Betty Duguid

Medal record

Women's Curling

Representing Manitoba

Diamond D Championship

Representing Illinois

United States Women's Curling Championship

USWCA Championship

= Betty Duguid =

Canadian–American curler (1932–2017)

Betty Anne Duguid ( Runner; May 18, 1932 – December 8, 2017) was a Canadian–American curler. She skipped the winning Manitoba rink at the 1967 Canadian women's curling championship, and won the 1972 and 1975 U.S. Women's Curling Association Championship, becoming the first woman to win a national curling championship for two countries.

==Curling career==
===Canada===
Duguid grew up in Manitoba, and began curling at 10 years old.

Duguid formed a rink with Joan Ingram, Laurie Bradawski and Dot Rose in the early 1960s, winning the aggretate title of the MLCA Bonspiel in 1963 and 1965. The team curled together for playdown play in 1966, making it to that year's Manitoba Championships. In the 1967, they won the provincial championship, going undefeated in their playdown journey. In the Manitoba final, they defeated 1965 Canadian champion Peggy Casselman. The team, nicknamed "the Bear and her cubs" represented Manitoba at the 1967 Diamond D Championship, the national women's championship, where they continued their undefeated record to claim the championship. From club playdowns to the national championship, the team won 27 straight games. The rink was inducted into the Manitoba Curling Hall of Fame in 1992.

===United States===
After winning the Diamond D Championship, Duguid and her husband Gerry moved to Wilmette, Illinois to operate the Curtis Curling Center. After it went out of business, they began running the Exmoor Country Club in Highland Park, Illinois. Duguid and her rink of Joanne Miller, Marcia Heckler and Judy McCabe won her "second national title" when they won the United States Women's Curling Association bonspiel championship in 1972, a forerunner to the United States Women's Curling Championship, defeating June Krumholz (also of Illinois) in the final. It was the first time a woman had won the national curling championships for two different countries. At the 1973 USWCA bonspiel, her rink recorded a rare eight-ender in their first match. Duguid won a second U.S. championship in 1975, when her rink of Becky Ruby, Judy McCabe and Leslie DiTomasso defeated Mary Helen Dryden from Grand Forks, North Dakota in the final.
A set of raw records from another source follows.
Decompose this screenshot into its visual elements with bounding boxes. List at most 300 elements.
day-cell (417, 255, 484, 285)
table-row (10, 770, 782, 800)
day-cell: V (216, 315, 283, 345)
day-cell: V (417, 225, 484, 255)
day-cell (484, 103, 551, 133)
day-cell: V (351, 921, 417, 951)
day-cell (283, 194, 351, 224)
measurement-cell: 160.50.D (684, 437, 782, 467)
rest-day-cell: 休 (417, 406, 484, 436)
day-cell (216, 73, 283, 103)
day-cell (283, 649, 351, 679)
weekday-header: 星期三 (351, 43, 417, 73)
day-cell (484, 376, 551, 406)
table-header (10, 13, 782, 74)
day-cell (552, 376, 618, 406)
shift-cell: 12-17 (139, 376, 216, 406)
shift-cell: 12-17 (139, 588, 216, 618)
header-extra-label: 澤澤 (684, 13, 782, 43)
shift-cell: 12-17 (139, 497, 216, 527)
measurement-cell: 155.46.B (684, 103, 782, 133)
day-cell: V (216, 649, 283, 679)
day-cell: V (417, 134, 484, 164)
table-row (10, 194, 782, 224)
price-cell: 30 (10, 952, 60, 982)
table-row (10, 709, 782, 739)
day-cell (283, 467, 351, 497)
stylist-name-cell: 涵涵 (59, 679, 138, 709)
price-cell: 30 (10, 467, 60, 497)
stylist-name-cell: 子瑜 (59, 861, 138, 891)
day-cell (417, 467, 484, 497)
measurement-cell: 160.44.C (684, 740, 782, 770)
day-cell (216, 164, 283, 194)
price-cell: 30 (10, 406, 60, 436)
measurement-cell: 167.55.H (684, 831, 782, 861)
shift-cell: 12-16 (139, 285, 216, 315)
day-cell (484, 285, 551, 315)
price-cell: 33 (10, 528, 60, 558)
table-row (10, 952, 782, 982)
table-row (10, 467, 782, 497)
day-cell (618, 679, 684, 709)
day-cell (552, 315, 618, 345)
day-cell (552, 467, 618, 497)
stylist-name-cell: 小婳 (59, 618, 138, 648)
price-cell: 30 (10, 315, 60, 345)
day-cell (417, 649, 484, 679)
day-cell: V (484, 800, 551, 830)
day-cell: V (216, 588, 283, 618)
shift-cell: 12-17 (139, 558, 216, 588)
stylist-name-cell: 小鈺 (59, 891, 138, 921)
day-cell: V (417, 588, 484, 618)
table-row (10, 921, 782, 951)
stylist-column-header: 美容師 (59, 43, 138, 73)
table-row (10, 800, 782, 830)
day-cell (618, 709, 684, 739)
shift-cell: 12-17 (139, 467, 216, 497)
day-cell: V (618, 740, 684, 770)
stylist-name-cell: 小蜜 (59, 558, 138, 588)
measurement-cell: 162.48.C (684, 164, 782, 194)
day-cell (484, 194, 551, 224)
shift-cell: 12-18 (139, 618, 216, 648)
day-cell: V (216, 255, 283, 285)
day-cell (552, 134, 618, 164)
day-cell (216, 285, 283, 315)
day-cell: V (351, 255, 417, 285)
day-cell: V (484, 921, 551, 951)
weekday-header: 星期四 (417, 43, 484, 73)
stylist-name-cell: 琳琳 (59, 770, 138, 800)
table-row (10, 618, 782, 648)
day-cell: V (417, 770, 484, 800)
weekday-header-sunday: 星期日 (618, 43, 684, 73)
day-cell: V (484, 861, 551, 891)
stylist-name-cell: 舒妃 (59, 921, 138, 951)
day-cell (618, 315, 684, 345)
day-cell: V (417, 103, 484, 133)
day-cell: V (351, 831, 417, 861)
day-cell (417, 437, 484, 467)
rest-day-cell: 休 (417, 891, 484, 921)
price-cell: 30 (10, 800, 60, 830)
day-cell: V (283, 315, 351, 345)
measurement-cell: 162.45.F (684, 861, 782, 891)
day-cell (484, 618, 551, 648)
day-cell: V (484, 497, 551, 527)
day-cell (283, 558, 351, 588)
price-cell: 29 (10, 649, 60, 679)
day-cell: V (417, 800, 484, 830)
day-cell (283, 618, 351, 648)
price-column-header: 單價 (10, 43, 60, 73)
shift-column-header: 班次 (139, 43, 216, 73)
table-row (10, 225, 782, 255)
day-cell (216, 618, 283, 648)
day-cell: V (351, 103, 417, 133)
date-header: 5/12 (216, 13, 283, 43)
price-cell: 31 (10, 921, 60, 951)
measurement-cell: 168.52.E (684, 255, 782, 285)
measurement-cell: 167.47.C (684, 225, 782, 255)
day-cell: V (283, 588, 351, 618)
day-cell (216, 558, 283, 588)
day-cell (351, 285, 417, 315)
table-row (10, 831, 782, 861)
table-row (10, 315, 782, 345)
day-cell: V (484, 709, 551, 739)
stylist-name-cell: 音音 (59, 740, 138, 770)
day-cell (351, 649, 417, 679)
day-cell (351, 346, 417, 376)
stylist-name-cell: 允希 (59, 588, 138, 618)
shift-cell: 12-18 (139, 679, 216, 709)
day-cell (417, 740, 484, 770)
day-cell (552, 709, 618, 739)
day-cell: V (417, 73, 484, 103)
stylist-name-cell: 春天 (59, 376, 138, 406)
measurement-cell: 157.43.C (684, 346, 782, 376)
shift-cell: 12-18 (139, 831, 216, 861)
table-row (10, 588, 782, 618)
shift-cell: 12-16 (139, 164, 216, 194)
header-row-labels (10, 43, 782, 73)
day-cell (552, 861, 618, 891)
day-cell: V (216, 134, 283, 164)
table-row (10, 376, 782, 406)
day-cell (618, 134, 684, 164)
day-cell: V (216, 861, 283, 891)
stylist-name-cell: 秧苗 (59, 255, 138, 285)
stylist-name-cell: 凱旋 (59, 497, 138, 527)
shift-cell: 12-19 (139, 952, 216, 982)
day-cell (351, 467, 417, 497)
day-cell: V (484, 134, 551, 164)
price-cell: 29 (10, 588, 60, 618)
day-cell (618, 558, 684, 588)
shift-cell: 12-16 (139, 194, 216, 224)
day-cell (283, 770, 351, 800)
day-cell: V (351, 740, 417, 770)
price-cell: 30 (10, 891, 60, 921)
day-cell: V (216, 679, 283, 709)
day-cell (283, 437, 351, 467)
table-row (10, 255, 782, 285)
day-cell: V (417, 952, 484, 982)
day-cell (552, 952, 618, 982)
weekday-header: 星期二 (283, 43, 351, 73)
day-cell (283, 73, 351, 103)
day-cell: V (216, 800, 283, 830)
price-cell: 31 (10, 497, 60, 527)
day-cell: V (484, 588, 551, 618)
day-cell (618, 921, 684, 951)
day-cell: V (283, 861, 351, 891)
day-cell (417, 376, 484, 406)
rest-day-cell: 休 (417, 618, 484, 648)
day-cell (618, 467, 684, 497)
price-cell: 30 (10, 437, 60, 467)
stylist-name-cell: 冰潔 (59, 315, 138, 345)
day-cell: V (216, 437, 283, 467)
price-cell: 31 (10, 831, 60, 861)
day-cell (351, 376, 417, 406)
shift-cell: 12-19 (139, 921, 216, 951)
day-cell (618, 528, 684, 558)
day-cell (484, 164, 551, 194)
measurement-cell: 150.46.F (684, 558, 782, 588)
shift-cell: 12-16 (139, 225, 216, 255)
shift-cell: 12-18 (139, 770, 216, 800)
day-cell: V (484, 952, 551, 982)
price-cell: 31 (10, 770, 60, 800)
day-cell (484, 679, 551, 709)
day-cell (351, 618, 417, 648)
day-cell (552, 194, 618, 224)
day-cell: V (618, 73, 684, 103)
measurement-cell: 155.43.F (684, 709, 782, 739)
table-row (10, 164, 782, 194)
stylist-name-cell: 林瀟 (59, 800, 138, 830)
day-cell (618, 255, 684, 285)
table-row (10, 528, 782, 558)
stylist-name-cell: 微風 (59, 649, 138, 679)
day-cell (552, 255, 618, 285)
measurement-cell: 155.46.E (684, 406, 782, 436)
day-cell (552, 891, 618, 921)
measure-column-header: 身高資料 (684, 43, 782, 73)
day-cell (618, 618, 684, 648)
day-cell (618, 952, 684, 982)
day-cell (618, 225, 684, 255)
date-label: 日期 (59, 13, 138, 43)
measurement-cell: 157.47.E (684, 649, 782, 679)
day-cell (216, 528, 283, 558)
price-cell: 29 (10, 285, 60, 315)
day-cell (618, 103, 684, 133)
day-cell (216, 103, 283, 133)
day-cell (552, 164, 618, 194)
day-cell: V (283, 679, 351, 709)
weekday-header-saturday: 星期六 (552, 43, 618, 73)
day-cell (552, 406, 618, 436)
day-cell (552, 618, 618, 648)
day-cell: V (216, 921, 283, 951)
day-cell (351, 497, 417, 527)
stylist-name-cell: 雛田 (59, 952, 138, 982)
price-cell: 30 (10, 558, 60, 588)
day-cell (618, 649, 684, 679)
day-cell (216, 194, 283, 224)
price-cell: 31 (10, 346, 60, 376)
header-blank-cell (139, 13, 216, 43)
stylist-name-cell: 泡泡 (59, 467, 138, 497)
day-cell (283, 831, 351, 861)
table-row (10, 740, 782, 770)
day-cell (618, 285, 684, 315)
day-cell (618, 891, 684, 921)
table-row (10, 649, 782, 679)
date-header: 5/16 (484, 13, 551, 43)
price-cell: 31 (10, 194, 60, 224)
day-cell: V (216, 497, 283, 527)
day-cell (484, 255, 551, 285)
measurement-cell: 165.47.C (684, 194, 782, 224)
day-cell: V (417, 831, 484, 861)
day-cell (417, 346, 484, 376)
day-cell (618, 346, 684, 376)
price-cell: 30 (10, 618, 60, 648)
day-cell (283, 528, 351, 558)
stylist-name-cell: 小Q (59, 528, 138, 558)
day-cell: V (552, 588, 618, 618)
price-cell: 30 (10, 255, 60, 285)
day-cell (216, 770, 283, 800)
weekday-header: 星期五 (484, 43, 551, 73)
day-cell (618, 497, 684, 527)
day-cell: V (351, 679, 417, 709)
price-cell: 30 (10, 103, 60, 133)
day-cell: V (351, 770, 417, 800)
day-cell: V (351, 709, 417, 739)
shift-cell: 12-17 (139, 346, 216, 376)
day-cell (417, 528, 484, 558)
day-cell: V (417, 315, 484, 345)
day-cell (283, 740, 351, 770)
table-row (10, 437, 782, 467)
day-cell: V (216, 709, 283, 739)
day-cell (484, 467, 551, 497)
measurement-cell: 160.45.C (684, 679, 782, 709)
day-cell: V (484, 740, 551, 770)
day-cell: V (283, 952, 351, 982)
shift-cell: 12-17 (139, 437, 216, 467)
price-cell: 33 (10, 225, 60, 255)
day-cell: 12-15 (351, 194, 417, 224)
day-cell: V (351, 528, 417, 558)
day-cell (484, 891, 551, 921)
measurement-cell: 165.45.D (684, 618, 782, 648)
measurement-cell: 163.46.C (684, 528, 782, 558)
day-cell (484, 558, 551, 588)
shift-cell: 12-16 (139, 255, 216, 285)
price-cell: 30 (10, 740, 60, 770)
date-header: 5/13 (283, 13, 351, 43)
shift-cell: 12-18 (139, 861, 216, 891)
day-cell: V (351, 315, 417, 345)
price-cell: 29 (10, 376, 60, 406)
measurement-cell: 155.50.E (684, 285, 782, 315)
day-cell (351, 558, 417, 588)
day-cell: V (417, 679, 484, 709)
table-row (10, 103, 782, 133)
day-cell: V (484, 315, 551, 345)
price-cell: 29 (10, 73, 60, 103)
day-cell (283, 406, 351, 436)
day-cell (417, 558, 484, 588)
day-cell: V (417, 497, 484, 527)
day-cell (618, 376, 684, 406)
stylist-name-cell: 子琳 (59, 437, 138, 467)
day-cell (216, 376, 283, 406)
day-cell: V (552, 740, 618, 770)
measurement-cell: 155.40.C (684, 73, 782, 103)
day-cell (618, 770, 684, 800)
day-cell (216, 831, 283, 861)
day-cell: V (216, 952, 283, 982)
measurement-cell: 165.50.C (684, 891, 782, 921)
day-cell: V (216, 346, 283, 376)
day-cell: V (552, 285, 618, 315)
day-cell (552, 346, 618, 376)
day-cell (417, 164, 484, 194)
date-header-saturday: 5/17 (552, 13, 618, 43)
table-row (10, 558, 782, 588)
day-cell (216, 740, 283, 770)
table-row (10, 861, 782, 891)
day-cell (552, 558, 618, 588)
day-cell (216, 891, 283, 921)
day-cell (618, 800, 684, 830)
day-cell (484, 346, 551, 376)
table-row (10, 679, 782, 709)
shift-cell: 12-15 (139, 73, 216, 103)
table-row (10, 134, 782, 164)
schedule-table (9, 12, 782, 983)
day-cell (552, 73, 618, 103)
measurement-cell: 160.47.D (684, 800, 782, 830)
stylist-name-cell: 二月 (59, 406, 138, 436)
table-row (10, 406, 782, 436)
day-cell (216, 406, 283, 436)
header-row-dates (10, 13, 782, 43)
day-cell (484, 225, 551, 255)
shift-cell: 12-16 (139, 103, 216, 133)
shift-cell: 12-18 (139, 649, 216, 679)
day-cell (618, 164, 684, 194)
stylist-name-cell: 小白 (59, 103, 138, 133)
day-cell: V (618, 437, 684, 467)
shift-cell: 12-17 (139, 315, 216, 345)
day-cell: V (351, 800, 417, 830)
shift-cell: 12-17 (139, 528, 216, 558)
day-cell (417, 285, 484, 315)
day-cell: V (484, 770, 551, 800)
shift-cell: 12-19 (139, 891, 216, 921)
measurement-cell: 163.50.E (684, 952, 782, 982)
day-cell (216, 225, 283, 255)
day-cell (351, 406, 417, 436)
Duguid represented Illinois in the first official United States Women's Curling Championship in 1977, where her team finished tied for second place with a 4–3 record. She represented Illinois again at the 1978 U.S. championship, where she finished tied four fourth with a 3–4 record.

Her team qualified for the 1987 United States Olympic curling trials, though she could not play as she was not a citizen. She coached the team instead.

Over the course of her career, Duguid won the Midwest Curling Association Women's Championship in 1977, 1978 and 1987, and Midwest mixed championships in 1982 and 1983.

==Personal life==
At the time of her 1967 national championship, Duguid was a housewife. Duguid was married to football player Gerry Duguid, and had three children. In Illinois, she worked for the Wilmette Park District, including being Lakefront Manager. Her brother-in-law was World Champion curler and broadcaster Don Duguid. She died in 2017 at the Skokie Valley Hospital in Skokie, Illinois. She was interred in Treherne, Manitoba.